El antidemócrata. La negación de la vulgaridad como un elemento literario y la condena de los instintos narrativos más básicos hacen de Saer un escritor antidemocrático. Pero eso no sería nada –existieron buenos, muy buenos y excelentes escritores directamente fascistas– si no se metiera con el deseo de las mayorías. Saer identifica la basura televisiva con los espectadores. Y aunque es obvio que desea el favor de la masa, consciente de su poder transformador, también le teme.
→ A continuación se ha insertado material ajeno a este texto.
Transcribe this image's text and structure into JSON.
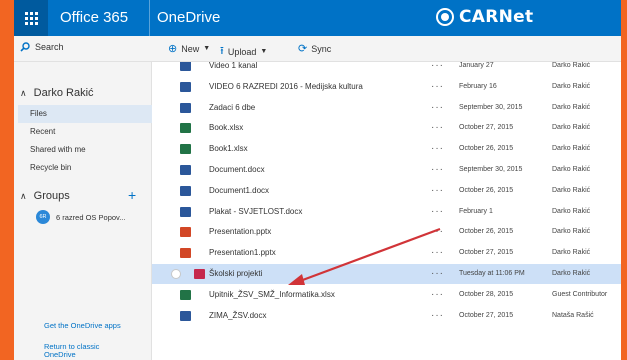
{
  "topbar": {
    "brand": "Office 365",
    "app_name": "OneDrive",
    "logo_text": "CARNet"
  },
  "command_bar": {
    "search_label": "Search",
    "new_label": "New",
    "upload_label": "Upload",
    "sync_label": "Sync"
  },
  "sidebar": {
    "user_name": "Darko Rakić",
    "nav": [
      {
        "label": "Files",
        "selected": true
      },
      {
        "label": "Recent",
        "selected": false
      },
      {
        "label": "Shared with me",
        "selected": false
      },
      {
        "label": "Recycle bin",
        "selected": false
      }
    ],
    "groups_label": "Groups",
    "group_item": {
      "initials": "6R",
      "name": "6 razred OS Popov..."
    },
    "get_apps_link": "Get the OneDrive apps",
    "return_link_line1": "Return to classic",
    "return_link_line2": "OneDrive"
  },
  "files": [
    {
      "name": "Video 1 kanal",
      "date": "January 27",
      "author": "Darko Rakić",
      "icon": "folder-icon",
      "color": "#2b579a",
      "partial": true
    },
    {
      "name": "VIDEO 6 RAZREDI 2016 - Medijska kultura",
      "date": "February 16",
      "author": "Darko Rakić",
      "icon": "folder-icon",
      "color": "#2b579a"
    },
    {
      "name": "Zadaci 6 dbe",
      "date": "September 30, 2015",
      "author": "Darko Rakić",
      "icon": "folder-icon",
      "color": "#2b579a"
    },
    {
      "name": "Book.xlsx",
      "date": "October 27, 2015",
      "author": "Darko Rakić",
      "icon": "excel-icon",
      "color": "#217346"
    },
    {
      "name": "Book1.xlsx",
      "date": "October 26, 2015",
      "author": "Darko Rakić",
      "icon": "excel-icon",
      "color": "#217346"
    },
    {
      "name": "Document.docx",
      "date": "September 30, 2015",
      "author": "Darko Rakić",
      "icon": "word-icon",
      "color": "#2b579a"
    },
    {
      "name": "Document1.docx",
      "date": "October 26, 2015",
      "author": "Darko Rakić",
      "icon": "word-icon",
      "color": "#2b579a"
    },
    {
      "name": "Plakat - SVJETLOST.docx",
      "date": "February 1",
      "author": "Darko Rakić",
      "icon": "word-icon",
      "color": "#2b579a"
    },
    {
      "name": "Presentation.pptx",
      "date": "October 26, 2015",
      "author": "Darko Rakić",
      "icon": "powerpoint-icon",
      "color": "#d24726"
    },
    {
      "name": "Presentation1.pptx",
      "date": "October 27, 2015",
      "author": "Darko Rakić",
      "icon": "powerpoint-icon",
      "color": "#d24726"
    },
    {
      "name": "Školski projekti",
      "date": "Tuesday at 11:06 PM",
      "author": "Darko Rakić",
      "icon": "onenote-icon",
      "color": "#c5284d",
      "selected": true
    },
    {
      "name": "Upitnik_ŽSV_SMŽ_Informatika.xlsx",
      "date": "October 28, 2015",
      "author": "Guest Contributor",
      "icon": "excel-icon",
      "color": "#217346"
    },
    {
      "name": "ZIMA_ŽSV.docx",
      "date": "October 27, 2015",
      "author": "Nataša Rašić",
      "icon": "word-icon",
      "color": "#2b579a"
    }
  ],
  "colors": {
    "frame": "#f26522",
    "suite_bar": "#0072c6",
    "selected_row": "#cde0f7",
    "annotation_arrow": "#d13438"
  }
}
El momento más alto de su rechazo es cuando afirma que “la ideología del placer es el fundamento de la cultura de masas” y la literatura es irreconciliable con esto porque su rasgo esencial “es el de ser una actividad trágica”.
En sus divagaciones termina condenando a las amas de casa y a los ejecutivos que, en los aeropuertos, leen a Umberto Eco. Si no es en la cocina y en los aviones, ¿dónde está la Verdadera Literatura? ¿En un muelle, en una biblioteca de provincia, en el subte, en un bote, en el recodo oculto de un río estático o caudaloso? ¿Cuál es la profesión ideal para leer? ¿Obrero, comerciante, crítico de cine, terrateniente, profesor universitario? La masa lectora, su ausencia o su presencia, pero sobre todo sus gustos, siempre fue un problema para Saer.
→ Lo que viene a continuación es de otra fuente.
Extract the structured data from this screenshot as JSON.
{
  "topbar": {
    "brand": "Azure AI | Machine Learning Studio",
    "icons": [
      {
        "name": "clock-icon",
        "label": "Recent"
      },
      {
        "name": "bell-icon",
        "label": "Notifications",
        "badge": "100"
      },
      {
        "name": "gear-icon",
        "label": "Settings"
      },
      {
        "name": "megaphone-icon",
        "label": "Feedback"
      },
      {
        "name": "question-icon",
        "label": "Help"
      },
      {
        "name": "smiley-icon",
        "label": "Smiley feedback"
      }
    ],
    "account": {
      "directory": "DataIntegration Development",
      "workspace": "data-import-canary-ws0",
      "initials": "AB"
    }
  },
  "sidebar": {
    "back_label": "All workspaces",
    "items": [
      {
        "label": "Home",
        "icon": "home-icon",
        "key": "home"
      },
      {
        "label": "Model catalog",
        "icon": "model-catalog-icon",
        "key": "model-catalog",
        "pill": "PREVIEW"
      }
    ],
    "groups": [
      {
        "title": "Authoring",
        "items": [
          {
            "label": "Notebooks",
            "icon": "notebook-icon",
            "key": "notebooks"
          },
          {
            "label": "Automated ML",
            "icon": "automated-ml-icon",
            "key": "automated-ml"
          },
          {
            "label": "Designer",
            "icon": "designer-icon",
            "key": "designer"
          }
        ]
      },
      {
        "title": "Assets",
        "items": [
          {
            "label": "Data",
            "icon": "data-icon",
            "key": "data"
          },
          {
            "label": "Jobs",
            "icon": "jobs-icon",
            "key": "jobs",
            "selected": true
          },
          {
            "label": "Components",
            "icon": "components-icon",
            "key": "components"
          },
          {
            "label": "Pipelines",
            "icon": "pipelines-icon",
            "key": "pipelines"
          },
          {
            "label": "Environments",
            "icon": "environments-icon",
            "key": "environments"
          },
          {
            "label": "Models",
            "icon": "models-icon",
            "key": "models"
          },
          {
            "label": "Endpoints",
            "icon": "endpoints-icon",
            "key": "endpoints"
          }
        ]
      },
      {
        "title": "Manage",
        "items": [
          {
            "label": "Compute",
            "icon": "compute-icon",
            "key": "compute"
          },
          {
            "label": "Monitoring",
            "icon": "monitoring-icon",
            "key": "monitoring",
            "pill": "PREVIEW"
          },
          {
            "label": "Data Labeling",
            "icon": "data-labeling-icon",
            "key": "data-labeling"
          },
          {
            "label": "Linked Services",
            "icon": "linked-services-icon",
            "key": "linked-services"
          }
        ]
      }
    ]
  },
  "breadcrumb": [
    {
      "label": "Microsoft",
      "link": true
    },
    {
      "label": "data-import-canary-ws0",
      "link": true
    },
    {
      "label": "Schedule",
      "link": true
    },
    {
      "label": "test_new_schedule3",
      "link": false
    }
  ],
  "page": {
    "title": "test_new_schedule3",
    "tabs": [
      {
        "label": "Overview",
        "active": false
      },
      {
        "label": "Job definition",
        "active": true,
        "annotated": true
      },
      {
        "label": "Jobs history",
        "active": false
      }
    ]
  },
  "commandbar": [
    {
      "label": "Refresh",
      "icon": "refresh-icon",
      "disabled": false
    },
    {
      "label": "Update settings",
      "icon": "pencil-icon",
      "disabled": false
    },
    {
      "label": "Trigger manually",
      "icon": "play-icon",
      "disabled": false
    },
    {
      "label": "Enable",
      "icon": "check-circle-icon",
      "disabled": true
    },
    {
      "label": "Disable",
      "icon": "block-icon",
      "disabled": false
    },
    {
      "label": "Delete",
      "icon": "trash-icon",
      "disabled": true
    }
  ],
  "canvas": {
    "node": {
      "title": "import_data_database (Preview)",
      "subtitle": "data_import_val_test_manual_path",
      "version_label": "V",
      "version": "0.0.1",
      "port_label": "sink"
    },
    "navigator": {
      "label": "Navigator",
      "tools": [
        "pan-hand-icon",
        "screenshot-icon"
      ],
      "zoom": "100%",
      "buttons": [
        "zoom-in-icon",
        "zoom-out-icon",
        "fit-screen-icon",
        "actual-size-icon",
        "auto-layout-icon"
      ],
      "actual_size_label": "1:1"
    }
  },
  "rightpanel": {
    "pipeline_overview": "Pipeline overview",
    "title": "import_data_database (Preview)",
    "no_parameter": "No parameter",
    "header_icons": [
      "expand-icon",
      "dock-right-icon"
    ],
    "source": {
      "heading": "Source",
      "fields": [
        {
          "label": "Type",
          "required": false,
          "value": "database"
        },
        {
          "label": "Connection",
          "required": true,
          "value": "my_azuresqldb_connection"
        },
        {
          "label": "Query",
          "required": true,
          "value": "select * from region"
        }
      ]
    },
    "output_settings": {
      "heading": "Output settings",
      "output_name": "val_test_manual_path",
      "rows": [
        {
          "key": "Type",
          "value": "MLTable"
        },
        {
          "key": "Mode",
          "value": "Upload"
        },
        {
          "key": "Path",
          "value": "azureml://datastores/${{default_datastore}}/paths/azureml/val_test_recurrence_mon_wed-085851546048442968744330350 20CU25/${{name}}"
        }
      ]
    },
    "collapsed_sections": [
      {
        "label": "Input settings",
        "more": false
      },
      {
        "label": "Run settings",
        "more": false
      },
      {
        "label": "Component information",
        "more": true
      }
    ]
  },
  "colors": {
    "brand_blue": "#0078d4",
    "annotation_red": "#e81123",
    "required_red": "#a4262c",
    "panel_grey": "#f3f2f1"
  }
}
Optando por un elitismo simple y progresista, usaba la palabra “democratismo” que le permite despreciar a la democracia sin nombrarla. Menos ambiguos y sofisticados que su obra narrativa, sus ensayos aparecen ligados a la denuncia, pero de forma alucinada. En Trabajos, compara, por ejemplo, la posmodernidad con el nazismo y el estalinismo.
Hoy que empezamos a abandonar los idealismos idiotas de las décadas más sangrientas de la historia moderna argentina, la militancia estética no puede repetir viejas ortodoxias, cerradas y represivas. Encapsular el deseo, motor principal de la escritura y la lectura, implica una pérdida. A un año de su muerte queda la fuerza innegable de su ficción y una certeza: Leeremos a Saer, pero no a la luz de sus ideas y acataremos, por una sola vez su mandato inconmovible, el que cierra “Notas sobre el Nouveau Roman” de 1972: el deber de juzgar a los narradores por sus narraciones y no por sus ideas porque es posible, después de todo, escribir buenas historias aun sustentando teorías erradas.
4 Comments:
SOLO UN SALUDO MUY CORDIAL ANTE PAGINA TAN PROMETEDORA PERO TAN INAPRENSIBLE
SAUDE E APERTAS
K.
Y UNA VENTANITA AL ALETEO DE LOS FRUTOS Y SUS FLORES:
http://lasfloresencarnadas.blogspot.com
Muy buen artículo.
¿"escritor antidemocrático"? ¿Lo qué?
Genial el artículo, terra. Pero yo no dividiría tan tajantemente la teoría de la praxis: Saer es un escritor teórico, y leyéndolo se nota bien que la narración (la historia) es una excusa para un experimento formal. Por otro lado, es la misma teoría la que nos permite leerlo dentro de la tradición del matadero, etc, esa frase suya tan elitista acerca de la literatura argentina como una literatura de la violencia, de la carne. En fin, boludeces. L. Lambertains.